The Cook is responsible for the preparation and cooking of meals and providing high quality food service. Cooks must meet applicable American Camp Association standards and County health laws in food service area. Cook works with food service team and is responsible for cleanliness and light maintenance of the camp kitchen and dining hall facilities. Work with leadership staff to ensure good communication and positive sense of community. Prepare quality food in a timely, efficient, sanitary and consistent manner.

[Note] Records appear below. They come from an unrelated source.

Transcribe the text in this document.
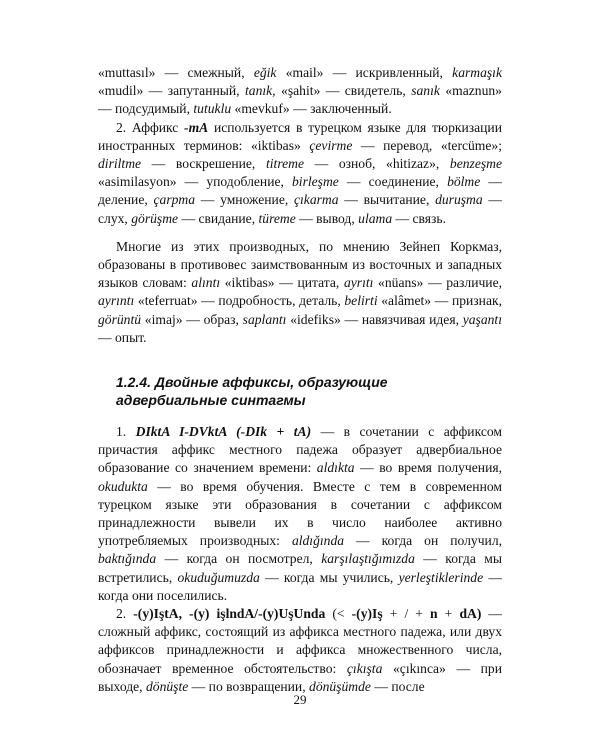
«muttasıl» — смежный, eğik «mail» — искривленный, karmaşık «mudil» — запутанный, tanık, «şahit» — свидетель, sanık «maznun» — подсудимый, tutuklu «mevkuf» — заключенный.

2. Аффикс -mA используется в турецком языке для тюркизации иностранных терминов: «iktibas» çevirme — перевод, «tercüme»; diriltme — воскрешение, titreme — озноб, «hitizaz», benzeşme «asimilasyon» — уподобление, birleşme — соединение, bölme — деление, çarpma — умножение, çıkarma — вычитание, duruşma — слух, görüşme — свидание, türeme — вывод, ulama — связь.

Многие из этих производных, по мнению Зейнеп Коркмаз, образованы в противовес заимствованным из восточных и западных языков словам: alıntı «iktibas» — цитата, ayrıtı «nüans» — различие, ayrıntı «teferruat» — подробность, деталь, belirti «alâmet» — признак, görüntü «imaj» — образ, saplantı «idefiks» — навязчивая идея, yaşantı — опыт.

1.2.4. Двойные аффиксы, образующие адвербиальные синтагмы

1. DIktA I-DVktA (-DIk + tA) — в сочетании с аффиксом причастия аффикс местного падежа образует адвербиальное образование со значением времени: aldıktа — во время получения, okuduktа — во время обучения. Вместе с тем в современном турецком языке эти образования в сочетании с аффиксом принадлежности вывели их в число наиболее активно употребляемых производных: aldığında — когда он получил, baktığında — когда он посмотрел, karşılaştığımızda — когда мы встретились, okuduğumuzda — когда мы учились, yerleştiklerinde — когда они поселились.

2. -(y)IştA, -(y) işlndA/-(y)UşUnda (< -(y)Iş + / + n + dA) — сложный аффикс, состоящий из аффикса местного падежа, или двух аффиксов принадлежности и аффикса множественного числа, обозначает временное обстоятельство: çıkışta «çıkınca» — при выходе, dönüşte — по возвращении, dönüşümde — после

29
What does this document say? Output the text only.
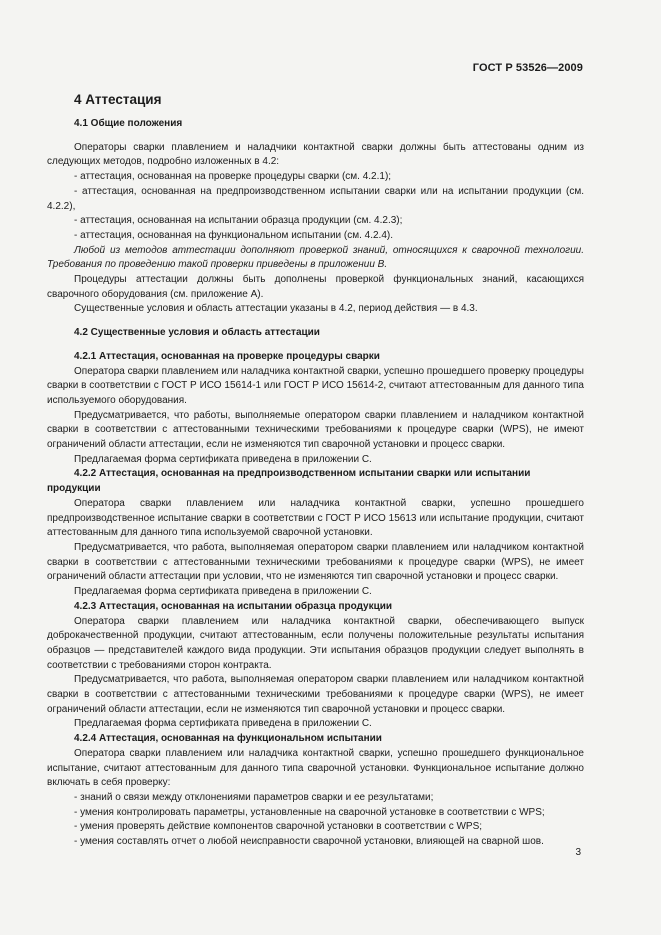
ГОСТ Р 53526—2009
4 Аттестация
4.1 Общие положения

Операторы сварки плавлением и наладчики контактной сварки должны быть аттестованы одним из следующих методов, подробно изложенных в 4.2:

- аттестация, основанная на проверке процедуры сварки (см. 4.2.1);

- аттестация, основанная на предпроизводственном испытании сварки или на испытании продукции (см. 4.2.2),

- аттестация, основанная на испытании образца продукции (см. 4.2.3);

- аттестация, основанная на функциональном испытании (см. 4.2.4).

Любой из методов аттестации дополняют проверкой знаний, относящихся к сварочной технологии. Требования по проведению такой проверки приведены в приложении В.

Процедуры аттестации должны быть дополнены проверкой функциональных знаний, касающихся сварочного оборудования (см. приложение А).

Существенные условия и область аттестации указаны в 4.2, период действия — в 4.3.

4.2 Существенные условия и область аттестации

4.2.1 Аттестация, основанная на проверке процедуры сварки

Оператора сварки плавлением или наладчика контактной сварки, успешно прошедшего проверку процедуры сварки в соответствии с ГОСТ Р ИСО 15614-1 или ГОСТ Р ИСО 15614-2, считают аттестованным для данного типа используемого оборудования.

Предусматривается, что работы, выполняемые оператором сварки плавлением и наладчиком контактной сварки в соответствии с аттестованными техническими требованиями к процедуре сварки (WPS), не имеют ограничений области аттестации, если не изменяются тип сварочной установки и процесс сварки.

Предлагаемая форма сертификата приведена в приложении С.

4.2.2 Аттестация, основанная на предпроизводственном испытании сварки или испытании продукции

Оператора сварки плавлением или наладчика контактной сварки, успешно прошедшего предпроизводственное испытание сварки в соответствии с ГОСТ Р ИСО 15613 или испытание продукции, считают аттестованным для данного типа используемой сварочной установки.

Предусматривается, что работа, выполняемая оператором сварки плавлением или наладчиком контактной сварки в соответствии с аттестованными техническими требованиями к процедуре сварки (WPS), не имеет ограничений области аттестации при условии, что не изменяются тип сварочной установки и процесс сварки.

Предлагаемая форма сертификата приведена в приложении С.

4.2.3 Аттестация, основанная на испытании образца продукции

Оператора сварки плавлением или наладчика контактной сварки, обеспечивающего выпуск доброкачественной продукции, считают аттестованным, если получены положительные результаты испытания образцов — представителей каждого вида продукции. Эти испытания образцов продукции следует выполнять в соответствии с требованиями сторон контракта.

Предусматривается, что работа, выполняемая оператором сварки плавлением или наладчиком контактной сварки в соответствии с аттестованными техническими требованиями к процедуре сварки (WPS), не имеет ограничений области аттестации, если не изменяются тип сварочной установки и процесс сварки.

Предлагаемая форма сертификата приведена в приложении С.

4.2.4 Аттестация, основанная на функциональном испытании

Оператора сварки плавлением или наладчика контактной сварки, успешно прошедшего функциональное испытание, считают аттестованным для данного типа сварочной установки. Функциональное испытание должно включать в себя проверку:

- знаний о связи между отклонениями параметров сварки и ее результатами;

- умения контролировать параметры, установленные на сварочной установке в соответствии с WPS;

- умения проверять действие компонентов сварочной установки в соответствии с WPS;

- умения составлять отчет о любой неисправности сварочной установки, влияющей на сварной шов.

3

Cooks work as a team member in a dynamic work environment.

Requirements

  • Knowledge of and experience in food preparation, cooking & serving food, valid food handler's card.
  • Excellent customer service skills.
  • Highly organized, detail oriented, and good problem solving skills.

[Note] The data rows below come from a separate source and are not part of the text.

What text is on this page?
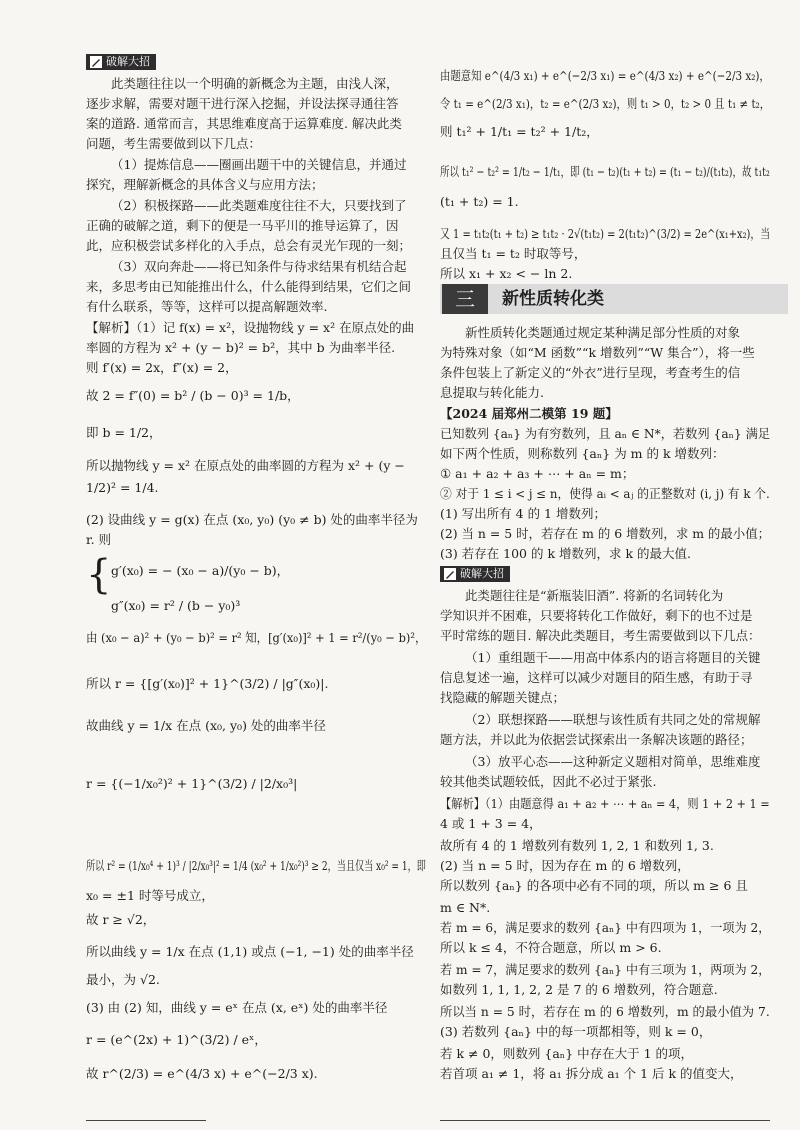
破解大招
{
此类题往往以一个明确的新概念为主题，由浅人深，
逐步求解，需要对题干进行深入挖掘，并设法探寻通往答
案的道路. 通常而言，其思维难度高于运算难度. 解决此类
问题，考生需要做到以下几点：
（1）提炼信息——圈画出题干中的关键信息，并通过
探究，理解新概念的具体含义与应用方法；
（2）积极探路——此类题难度往往不大，只要找到了
正确的破解之道，剩下的便是一马平川的推导运算了，因
此，应积极尝试多样化的入手点，总会有灵光乍现的一刻；
（3）双向奔赴——将已知条件与待求结果有机结合起
来，多思考由已知能推出什么，什么能得到结果，它们之间
有什么联系，等等，这样可以提高解题效率.
【解析】（1）记 f(x) = x²，设抛物线 y = x² 在原点处的曲
率圆的方程为 x² + (y − b)² = b²，其中 b 为曲率半径.
则 f′(x) = 2x，f″(x) = 2，
故 2 = f″(0) = b² / (b − 0)³ = 1/b，
即 b = 1/2，
所以抛物线 y = x² 在原点处的曲率圆的方程为 x² + (y −
1/2)² = 1/4.
(2) 设曲线 y = g(x) 在点 (x₀, y₀) (y₀ ≠ b) 处的曲率半径为
r. 则
g′(x₀) = − (x₀ − a)/(y₀ − b)，
g″(x₀) = r² / (b − y₀)³
由 (x₀ − a)² + (y₀ − b)² = r² 知，[g′(x₀)]² + 1 = r²/(y₀ − b)²，
所以 r = {[g′(x₀)]² + 1}^(3/2) / |g″(x₀)|.
故曲线 y = 1/x 在点 (x₀, y₀) 处的曲率半径
r = {(−1/x₀²)² + 1}^(3/2) / |2/x₀³|
所以 r² = (1/x₀⁴ + 1)³ / |2/x₀³|² = 1/4 (x₀² + 1/x₀²)³ ≥ 2，当且仅当 x₀² = 1，即
x₀ = ±1 时等号成立，
故 r ≥ √2，
所以曲线 y = 1/x 在点 (1,1) 或点 (−1, −1) 处的曲率半径
最小，为 √2.
(3) 由 (2) 知，曲线 y = eˣ 在点 (x, eˣ) 处的曲率半径
r = (e^(2x) + 1)^(3/2) / eˣ，
故 r^(2/3) = e^(4/3 x) + e^(−2/3 x).
破解大招
由题意知 e^(4/3 x₁) + e^(−2/3 x₁) = e^(4/3 x₂) + e^(−2/3 x₂)，
令 t₁ = e^(2/3 x₁)，t₂ = e^(2/3 x₂)，则 t₁ > 0，t₂ > 0 且 t₁ ≠ t₂，
则 t₁² + 1/t₁ = t₂² + 1/t₂，
所以 t₁² − t₂² = 1/t₂ − 1/t₁，即 (t₁ − t₂)(t₁ + t₂) = (t₁ − t₂)/(t₁t₂)，故 t₁t₂
(t₁ + t₂) = 1.
又 1 = t₁t₂(t₁ + t₂) ≥ t₁t₂ · 2√(t₁t₂) = 2(t₁t₂)^(3/2) = 2e^(x₁+x₂)，当
且仅当 t₁ = t₂ 时取等号，
所以 x₁ + x₂ < − ln 2.
新性质转化类题通过规定某种满足部分性质的对象
为特殊对象（如“M 函数”“k 增数列”“W 集合”），将一些
条件包装上了新定义的“外衣”进行呈现，考查考生的信
息提取与转化能力.
【2024 届郑州二模第 19 题】
已知数列 {aₙ} 为有穷数列，且 aₙ ∈ N*，若数列 {aₙ} 满足
如下两个性质，则称数列 {aₙ} 为 m 的 k 增数列：
① a₁ + a₂ + a₃ + ⋯ + aₙ = m；
② 对于 1 ≤ i < j ≤ n，使得 aᵢ < aⱼ 的正整数对 (i, j) 有 k 个.
(1) 写出所有 4 的 1 增数列；
(2) 当 n = 5 时，若存在 m 的 6 增数列，求 m 的最小值；
(3) 若存在 100 的 k 增数列，求 k 的最大值.
此类题往往是“新瓶装旧酒”. 将新的名词转化为
学知识并不困难，只要将转化工作做好，剩下的也不过是
平时常练的题目. 解决此类题目，考生需要做到以下几点：
（1）重组题干——用高中体系内的语言将题目的关键
信息复述一遍，这样可以减少对题目的陌生感，有助于寻
找隐藏的解题关键点；
（2）联想探路——联想与该性质有共同之处的常规解
题方法，并以此为依据尝试探索出一条解决该题的路径；
（3）放平心态——这种新定义题相对简单，思维难度
较其他类试题较低，因此不必过于紧张.
【解析】（1）由题意得 a₁ + a₂ + ⋯ + aₙ = 4，则 1 + 2 + 1 =
4 或 1 + 3 = 4，
故所有 4 的 1 增数列有数列 1, 2, 1 和数列 1, 3.
(2) 当 n = 5 时，因为存在 m 的 6 增数列，
所以数列 {aₙ} 的各项中必有不同的项，所以 m ≥ 6 且
m ∈ N*.
若 m = 6，满足要求的数列 {aₙ} 中有四项为 1，一项为 2，
所以 k ≤ 4，不符合题意，所以 m > 6.
若 m = 7，满足要求的数列 {aₙ} 中有三项为 1，两项为 2，
如数列 1, 1, 1, 2, 2 是 7 的 6 增数列，符合题意.
所以当 n = 5 时，若存在 m 的 6 增数列，m 的最小值为 7.
(3) 若数列 {aₙ} 中的每一项都相等，则 k = 0，
若 k ≠ 0，则数列 {aₙ} 中存在大于 1 的项，
若首项 a₁ ≠ 1，将 a₁ 拆分成 a₁ 个 1 后 k 的值变大，
三	新性质转化类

  • The ability to follow four-week menu cycle.
  • Position requires long periods of standing and the ability to lift at least 50 pounds.

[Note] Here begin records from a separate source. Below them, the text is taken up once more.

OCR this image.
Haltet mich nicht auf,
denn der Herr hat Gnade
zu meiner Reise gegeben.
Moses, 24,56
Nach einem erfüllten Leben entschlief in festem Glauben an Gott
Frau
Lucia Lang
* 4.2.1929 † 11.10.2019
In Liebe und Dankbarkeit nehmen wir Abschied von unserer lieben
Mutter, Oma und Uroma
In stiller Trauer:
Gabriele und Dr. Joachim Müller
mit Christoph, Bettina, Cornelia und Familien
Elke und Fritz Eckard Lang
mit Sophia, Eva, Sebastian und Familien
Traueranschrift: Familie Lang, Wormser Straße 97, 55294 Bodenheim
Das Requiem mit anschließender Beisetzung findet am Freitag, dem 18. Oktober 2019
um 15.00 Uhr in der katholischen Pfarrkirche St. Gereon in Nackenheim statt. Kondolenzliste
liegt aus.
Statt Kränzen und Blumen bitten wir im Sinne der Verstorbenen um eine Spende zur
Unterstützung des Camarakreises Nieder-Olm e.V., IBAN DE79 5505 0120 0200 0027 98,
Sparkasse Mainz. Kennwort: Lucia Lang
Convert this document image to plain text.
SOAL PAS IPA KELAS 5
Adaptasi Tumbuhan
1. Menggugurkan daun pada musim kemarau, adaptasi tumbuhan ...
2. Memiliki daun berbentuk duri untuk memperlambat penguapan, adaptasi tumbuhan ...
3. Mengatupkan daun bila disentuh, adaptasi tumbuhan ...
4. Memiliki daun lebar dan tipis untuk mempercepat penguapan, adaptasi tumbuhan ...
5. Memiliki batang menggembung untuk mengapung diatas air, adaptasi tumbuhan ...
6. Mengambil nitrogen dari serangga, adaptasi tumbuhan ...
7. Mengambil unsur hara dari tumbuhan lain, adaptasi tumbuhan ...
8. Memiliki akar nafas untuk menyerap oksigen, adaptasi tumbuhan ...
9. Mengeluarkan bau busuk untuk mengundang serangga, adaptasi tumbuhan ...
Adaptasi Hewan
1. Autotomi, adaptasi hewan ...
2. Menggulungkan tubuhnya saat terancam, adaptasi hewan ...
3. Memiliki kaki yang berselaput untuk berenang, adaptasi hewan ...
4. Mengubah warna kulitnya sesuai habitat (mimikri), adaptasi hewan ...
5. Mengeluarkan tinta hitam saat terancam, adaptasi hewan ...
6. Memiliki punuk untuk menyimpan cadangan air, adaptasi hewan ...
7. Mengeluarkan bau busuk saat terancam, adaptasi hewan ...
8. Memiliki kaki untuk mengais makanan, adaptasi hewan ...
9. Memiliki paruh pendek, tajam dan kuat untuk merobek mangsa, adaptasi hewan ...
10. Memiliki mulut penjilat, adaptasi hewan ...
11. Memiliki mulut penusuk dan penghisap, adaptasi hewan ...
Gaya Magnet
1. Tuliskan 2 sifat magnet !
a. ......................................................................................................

  • Must be able to work within a team atmosphere and be able to motivate and manage subordinates.
  • Must display a positive attitude towards customers and staff, willingness to help others and good communication skills.
  • Be able to work weekdays and weekends and evening work shift.
  • A State of California food service manager certificate.
  • 3-5 years' experience.

Responsibilities

  • Ability to create and modify menus as needed.
  • Ensure quality dishes are served on schedule.
  • Ability to observe and respond to critical incidents and the physical ability to act swiftly in an emergency situation.
  • Ability to prioritize work load.
  • Able to work within a team environment and be able to motivate and manage subordinates.
  • Able to stand for long periods and have the ability to life at least 50 pounds.
  • Flexible in shifts they are able to work.
  • Able to use hands and arms to handle, position, move materials, and manipulate things.
  • Collaborate with other personnel to plan and develop recipes and menus, taking into account such factors as seasonal availability of ingredients and the likely number of meals.
  • Determine production schedules and staff requirements to ensure timely delivery of meals.
  • Plan, direct, supervise and coordinate activities of workers in food preparation.
  • Monitor sanitation practices to ensure that employees follow standards and regulations.
  • Inspect supplies (quantity and quality), equipment, and work areas to ensure conformance to established standards.
  • Inventory items on hand and order or requisition food and other supplies needed to ensure efficient operation.
  • Prepare and cook foods of all types, either on a regular basis or for special guests or functions.
  • Check the quality of raw and cooked food products to ensure that standards are met.
  • Demonstrate new cooking techniques and equipment to staff.